En cuanto a la escritura, la expectativa de logro para este nivel es la intervención grupal en el dictado. La maestra escribe textos que los niños deciden que son importantes escribir o que tienen que ser escritos porque así lo plantea un trabajo en el aula.
Prácticas habituales en este nivel, como por ejemplo, hacer pancitos o una ensalada de frutas, pueden ofrecer un camino válido para iniciar a los chicos en la cultura de lo escrito. ¿Cómo? Demostrándoles que el pan puede hacerse de memoria -lo cual forma parte de la cultura oral- , pero que también se puede recurrir a lo escrito para recuperar la memoria.

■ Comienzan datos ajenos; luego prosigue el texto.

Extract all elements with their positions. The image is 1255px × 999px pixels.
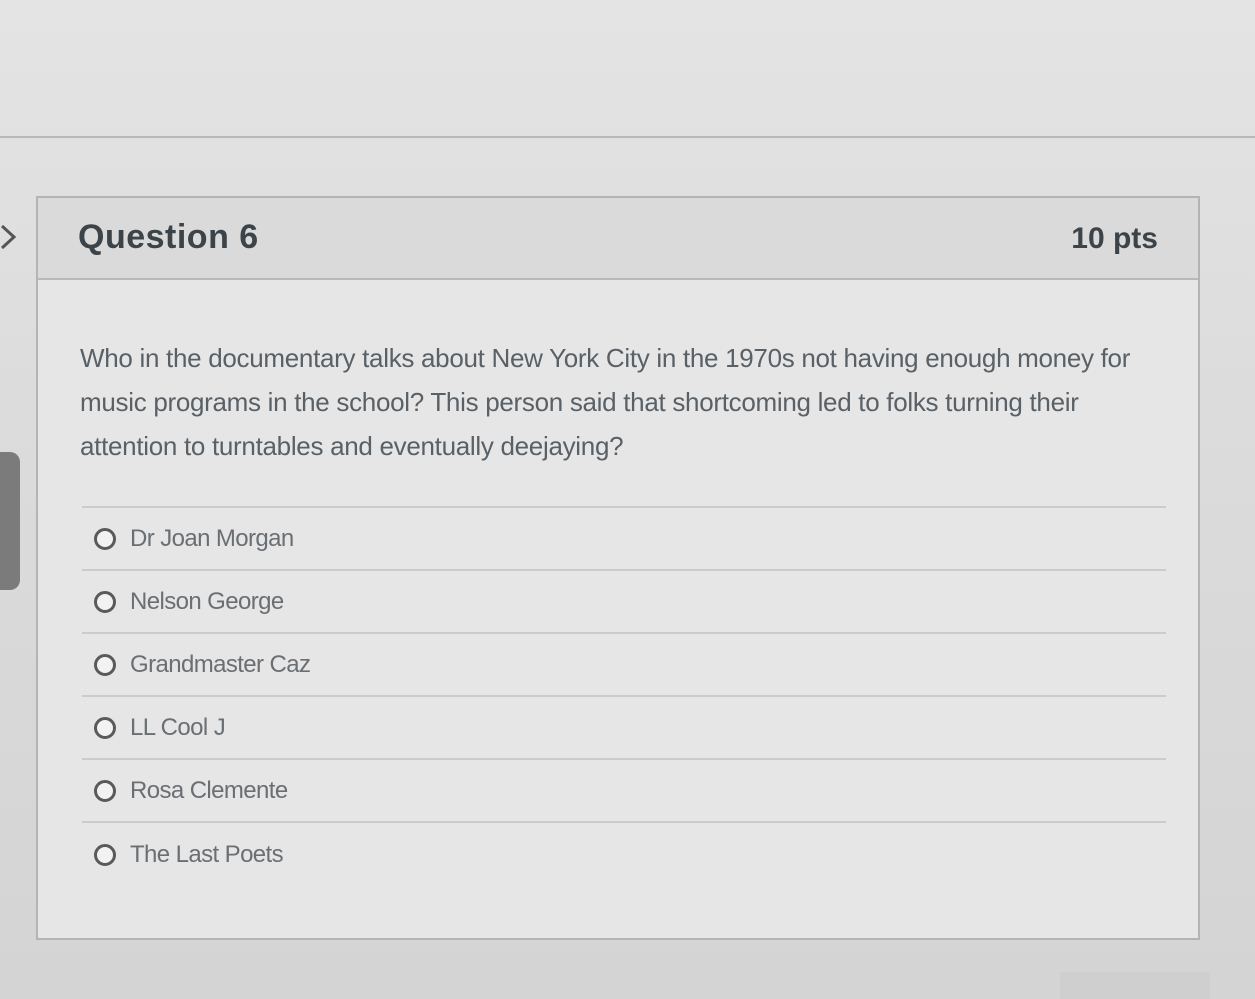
answer-label: LL Cool J [130,713,226,741]
side-scroll-tab[interactable] [0,452,20,590]
question-text: Who in the documentary talks about New Y… [80,343,1131,461]
answer-list: Dr Joan Morgan Nelson George Grandmaster… [82,506,1166,886]
answer-option[interactable]: The Last Poets [82,823,1166,886]
radio-unchecked-icon[interactable] [94,779,116,802]
question-header: Question 6 10 pts [38,198,1198,280]
answer-label: Grandmaster Caz [130,650,311,678]
radio-unchecked-icon[interactable] [94,716,116,739]
answer-option[interactable]: Nelson George [82,571,1166,634]
radio-unchecked-icon[interactable] [94,843,116,866]
question-points: 10 pts [1071,222,1158,255]
answer-option[interactable]: Rosa Clemente [82,760,1166,823]
answer-option[interactable]: LL Cool J [82,697,1166,760]
question-title: Question 6 [78,218,259,256]
top-divider [0,136,1255,138]
answer-label: Dr Joan Morgan [130,524,294,552]
question-card: Question 6 10 pts Who in the documentary… [36,196,1200,940]
radio-unchecked-icon[interactable] [94,527,116,550]
answer-option[interactable]: Dr Joan Morgan [82,508,1166,571]
answer-option[interactable]: Grandmaster Caz [82,634,1166,697]
radio-unchecked-icon[interactable] [94,653,116,676]
chevron-right-icon[interactable] [0,222,20,252]
answer-label: Nelson George [130,587,284,615]
answer-label: Rosa Clemente [130,776,288,804]
answer-label: The Last Poets [130,840,284,868]
footer-button-shadow [1060,972,1210,999]
radio-unchecked-icon[interactable] [94,590,116,613]
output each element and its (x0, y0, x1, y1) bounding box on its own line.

La estrategia entonces puede ser proponerles a los chicos redactar una carta para que alguien de su familia les escriba cómo se hace el pan. Al día siguiente, la maestra leerá las recetas, compararán entre todos las distintas formas de hacer el pan y se pondrán de acuerdo en cuál utilizar y la maestra la escribirá en el pizarrón.
Esa receta en el pizarrón les permitirá a los chicos verificar el resultado de la intervención de la escritura y del trabajo del escritor en lo que hace a tomar notas, guardar testimonio de lo oral y, gracias a ello más tarde, rescatar información.
Actividades sencillas como ésta ponen de manifiesto la función social de la escritura dentro del aula y forman parte de otras posibles tareas que muestran a los chicos por qué lee el que lee y por qué escribe el que escribe. Queda en manos del docente proponer las situaciones de aprendizaje más enriquecedoras, a efectos de desarrollar en los niños ciertas actitudes propias del lector y del escritor y que en este nivel resultan importantes para la construcción del concepto de escritura.